Sub-microsecond Transformers for Jet Tagging on FPGAs
Lauri Laatu, Chang Sun, Arianna Cox, Abhijith Gandrakota, Benedikt Maier, Jennifer Ngadiuba, Zhiqiang Que, Wayne Luk, Maria Spiropulu, Alexander Tapper
TL;DR
This paper tackles the challenge of real-time jet tagging at the HL-LHC by delivering the first sub-microsecond transformer implementation on an FPGA, achieving about $\ \mathcal{O}(100)$ ns latency while remaining competitive with state-of-the-art baselines. The authors employ an encoder-only transformer with either vanilla multi-head attention (MHA) or Linformer-based linear attention, operating on particle sequences (up to 64) described by $(p_\mathrm{T},\eta,\phi)$ without positional encoding, and they integrate High Granularity Quantization (HGQ) with EBOPs-driven training to fit the model on hardware.
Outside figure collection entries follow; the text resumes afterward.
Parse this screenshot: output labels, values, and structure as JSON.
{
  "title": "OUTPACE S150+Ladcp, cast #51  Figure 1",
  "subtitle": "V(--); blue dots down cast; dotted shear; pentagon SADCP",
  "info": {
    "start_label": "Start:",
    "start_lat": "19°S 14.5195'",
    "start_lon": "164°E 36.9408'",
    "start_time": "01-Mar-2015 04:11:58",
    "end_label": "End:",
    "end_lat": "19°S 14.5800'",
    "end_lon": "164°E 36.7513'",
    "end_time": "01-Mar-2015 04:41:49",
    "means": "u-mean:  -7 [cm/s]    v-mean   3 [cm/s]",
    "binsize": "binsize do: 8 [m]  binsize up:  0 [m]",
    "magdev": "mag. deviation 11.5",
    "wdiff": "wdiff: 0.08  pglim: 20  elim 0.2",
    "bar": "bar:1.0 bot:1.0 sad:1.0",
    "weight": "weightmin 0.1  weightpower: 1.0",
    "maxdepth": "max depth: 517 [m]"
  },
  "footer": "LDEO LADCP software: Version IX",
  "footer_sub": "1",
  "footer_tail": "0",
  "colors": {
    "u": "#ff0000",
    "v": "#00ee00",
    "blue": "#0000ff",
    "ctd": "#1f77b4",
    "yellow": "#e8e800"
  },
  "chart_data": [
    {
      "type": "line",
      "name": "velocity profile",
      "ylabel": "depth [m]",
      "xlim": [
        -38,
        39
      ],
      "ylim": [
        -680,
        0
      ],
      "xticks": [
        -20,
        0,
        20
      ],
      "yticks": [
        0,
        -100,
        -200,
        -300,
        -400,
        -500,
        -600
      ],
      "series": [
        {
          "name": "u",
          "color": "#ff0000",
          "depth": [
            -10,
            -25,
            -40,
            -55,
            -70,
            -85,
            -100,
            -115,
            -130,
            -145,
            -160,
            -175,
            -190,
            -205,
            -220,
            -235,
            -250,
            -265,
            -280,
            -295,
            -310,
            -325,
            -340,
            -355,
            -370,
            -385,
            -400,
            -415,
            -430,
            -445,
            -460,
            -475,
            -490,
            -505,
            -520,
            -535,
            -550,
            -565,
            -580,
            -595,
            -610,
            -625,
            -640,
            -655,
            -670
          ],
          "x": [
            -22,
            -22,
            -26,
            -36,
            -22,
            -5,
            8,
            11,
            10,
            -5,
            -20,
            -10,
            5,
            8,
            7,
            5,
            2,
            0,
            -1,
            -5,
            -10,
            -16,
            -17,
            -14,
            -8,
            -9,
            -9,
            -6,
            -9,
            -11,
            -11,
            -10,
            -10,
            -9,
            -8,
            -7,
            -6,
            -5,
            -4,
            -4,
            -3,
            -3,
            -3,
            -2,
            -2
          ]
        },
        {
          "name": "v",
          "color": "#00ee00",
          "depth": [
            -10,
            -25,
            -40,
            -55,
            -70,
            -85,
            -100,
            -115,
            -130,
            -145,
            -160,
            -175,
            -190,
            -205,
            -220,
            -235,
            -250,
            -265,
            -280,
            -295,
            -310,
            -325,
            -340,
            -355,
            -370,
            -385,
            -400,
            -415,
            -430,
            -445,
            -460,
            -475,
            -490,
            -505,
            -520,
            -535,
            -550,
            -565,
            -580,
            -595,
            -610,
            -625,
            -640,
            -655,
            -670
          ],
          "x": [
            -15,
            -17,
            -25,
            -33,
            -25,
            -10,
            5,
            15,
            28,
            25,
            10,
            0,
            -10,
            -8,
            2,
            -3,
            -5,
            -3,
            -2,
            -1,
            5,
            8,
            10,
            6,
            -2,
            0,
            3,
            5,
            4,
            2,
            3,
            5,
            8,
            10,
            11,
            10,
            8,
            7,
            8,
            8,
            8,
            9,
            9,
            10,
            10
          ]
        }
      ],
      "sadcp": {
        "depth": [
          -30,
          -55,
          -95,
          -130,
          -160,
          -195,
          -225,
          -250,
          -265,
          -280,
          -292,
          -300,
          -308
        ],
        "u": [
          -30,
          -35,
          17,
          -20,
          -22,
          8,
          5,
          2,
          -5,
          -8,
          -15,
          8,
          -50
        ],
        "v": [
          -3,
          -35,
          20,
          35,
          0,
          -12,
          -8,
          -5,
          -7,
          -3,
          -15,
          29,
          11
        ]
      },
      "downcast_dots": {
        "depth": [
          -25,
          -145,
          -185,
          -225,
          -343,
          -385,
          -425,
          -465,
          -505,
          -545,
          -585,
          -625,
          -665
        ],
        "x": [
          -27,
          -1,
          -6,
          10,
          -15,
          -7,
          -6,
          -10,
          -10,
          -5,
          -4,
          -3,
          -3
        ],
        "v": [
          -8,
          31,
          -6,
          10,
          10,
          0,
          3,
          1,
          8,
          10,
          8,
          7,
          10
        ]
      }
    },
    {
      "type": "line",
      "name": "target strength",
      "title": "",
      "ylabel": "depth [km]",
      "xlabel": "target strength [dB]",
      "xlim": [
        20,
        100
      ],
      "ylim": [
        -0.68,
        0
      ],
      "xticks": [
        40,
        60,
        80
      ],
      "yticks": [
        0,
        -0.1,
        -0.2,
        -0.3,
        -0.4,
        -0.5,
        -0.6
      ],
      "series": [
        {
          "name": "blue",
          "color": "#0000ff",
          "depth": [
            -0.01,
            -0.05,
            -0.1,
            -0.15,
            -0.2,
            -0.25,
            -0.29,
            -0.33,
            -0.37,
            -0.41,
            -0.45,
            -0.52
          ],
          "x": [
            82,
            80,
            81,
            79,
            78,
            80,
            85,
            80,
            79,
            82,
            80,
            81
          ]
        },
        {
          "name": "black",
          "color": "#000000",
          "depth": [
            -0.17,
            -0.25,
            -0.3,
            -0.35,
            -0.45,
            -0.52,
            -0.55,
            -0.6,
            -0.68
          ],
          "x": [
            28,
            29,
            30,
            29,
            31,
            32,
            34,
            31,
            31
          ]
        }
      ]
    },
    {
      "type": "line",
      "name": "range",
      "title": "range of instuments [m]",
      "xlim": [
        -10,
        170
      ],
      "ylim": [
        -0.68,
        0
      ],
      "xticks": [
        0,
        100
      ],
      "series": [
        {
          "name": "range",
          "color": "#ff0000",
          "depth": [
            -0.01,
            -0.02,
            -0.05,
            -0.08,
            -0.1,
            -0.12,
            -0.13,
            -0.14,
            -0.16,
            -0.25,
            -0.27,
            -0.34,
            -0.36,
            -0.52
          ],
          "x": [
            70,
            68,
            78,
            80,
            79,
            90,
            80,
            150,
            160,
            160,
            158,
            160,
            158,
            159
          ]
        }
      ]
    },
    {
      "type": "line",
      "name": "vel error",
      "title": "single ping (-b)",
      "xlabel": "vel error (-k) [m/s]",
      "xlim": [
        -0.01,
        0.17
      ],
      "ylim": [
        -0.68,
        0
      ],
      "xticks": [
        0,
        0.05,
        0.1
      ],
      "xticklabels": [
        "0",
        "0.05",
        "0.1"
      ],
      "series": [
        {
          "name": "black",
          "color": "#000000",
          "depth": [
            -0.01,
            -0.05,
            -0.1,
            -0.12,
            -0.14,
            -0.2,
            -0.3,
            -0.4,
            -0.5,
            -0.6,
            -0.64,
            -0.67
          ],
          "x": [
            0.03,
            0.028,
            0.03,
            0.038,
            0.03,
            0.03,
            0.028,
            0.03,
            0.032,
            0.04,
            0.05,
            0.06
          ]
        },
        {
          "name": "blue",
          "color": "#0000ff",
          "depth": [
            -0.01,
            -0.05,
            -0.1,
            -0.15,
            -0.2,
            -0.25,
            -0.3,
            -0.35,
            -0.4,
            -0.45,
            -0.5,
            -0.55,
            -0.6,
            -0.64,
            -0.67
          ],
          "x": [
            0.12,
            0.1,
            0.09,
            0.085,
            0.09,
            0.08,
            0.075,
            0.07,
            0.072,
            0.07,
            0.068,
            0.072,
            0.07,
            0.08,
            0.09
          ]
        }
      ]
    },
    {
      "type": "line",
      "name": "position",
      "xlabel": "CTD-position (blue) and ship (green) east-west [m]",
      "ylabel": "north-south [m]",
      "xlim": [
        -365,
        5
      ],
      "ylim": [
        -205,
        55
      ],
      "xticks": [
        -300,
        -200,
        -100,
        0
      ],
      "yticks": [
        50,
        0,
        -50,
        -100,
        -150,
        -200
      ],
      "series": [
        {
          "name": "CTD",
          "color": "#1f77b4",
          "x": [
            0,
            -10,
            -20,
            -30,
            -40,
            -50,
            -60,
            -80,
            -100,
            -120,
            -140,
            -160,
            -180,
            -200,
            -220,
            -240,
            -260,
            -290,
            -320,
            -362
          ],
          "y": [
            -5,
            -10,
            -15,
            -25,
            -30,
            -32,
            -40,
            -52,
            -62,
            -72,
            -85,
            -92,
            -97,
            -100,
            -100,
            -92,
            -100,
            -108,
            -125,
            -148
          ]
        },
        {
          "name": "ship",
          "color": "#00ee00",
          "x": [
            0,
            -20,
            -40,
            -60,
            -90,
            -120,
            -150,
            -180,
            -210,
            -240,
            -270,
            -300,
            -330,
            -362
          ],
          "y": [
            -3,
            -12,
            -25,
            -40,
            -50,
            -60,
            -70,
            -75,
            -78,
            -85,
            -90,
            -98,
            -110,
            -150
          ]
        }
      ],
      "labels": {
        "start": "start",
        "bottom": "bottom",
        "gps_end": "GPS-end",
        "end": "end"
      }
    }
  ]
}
A key contribution is the Linformer variant, which provides scalable, accurate performance at all sequence lengths and is shown to outperform baselines in FPGA resource efficiency and latency. The work also extends hls4ml with linear attention support, enabling broader adoption for real-time high-energy physics tasks, and points to future applications in jet tagging under high pile-up, particle reconstruction, and foundation-model components. The results demonstrate that transformer-based approaches can power next-generation real-time triggers in high-energy physics and beyond, with practical FPGA deployment guiding both hardware and algorithmic design.
Abstract
We present the first sub-microsecond transformer implementation on an FPGA achieving competitive performance for state-of-the-art high-energy physics benchmarks. Transformers have shown exceptional performance on multiple tasks in modern machine learning applications, including jet tagging at the CERN Large Hadron Collider (LHC). However, their computational complexity prohibits use in real-time applications, such as the hardware trigger system of the collider experiments up until now. In this work, we demonstrate the first application of transformers for jet tagging on FPGAs, achieving $\mathcal{O}(100)$ nanosecond latency with superior performance compared to alternative baseline models. We leverage high-granularity quantization and distributed arithmetic optimization to fit the entire transformer model on a single FPGA, achieving the required throughput and latency. Furthermore, we add multi-head attention and linear attention support to hls4ml, making our work accessible to the broader fast machine learning community. This work advances the next-generation trigger systems for the High Luminosity LHC, enabling the use of transformers for real-time applications in high-energy physics and beyond.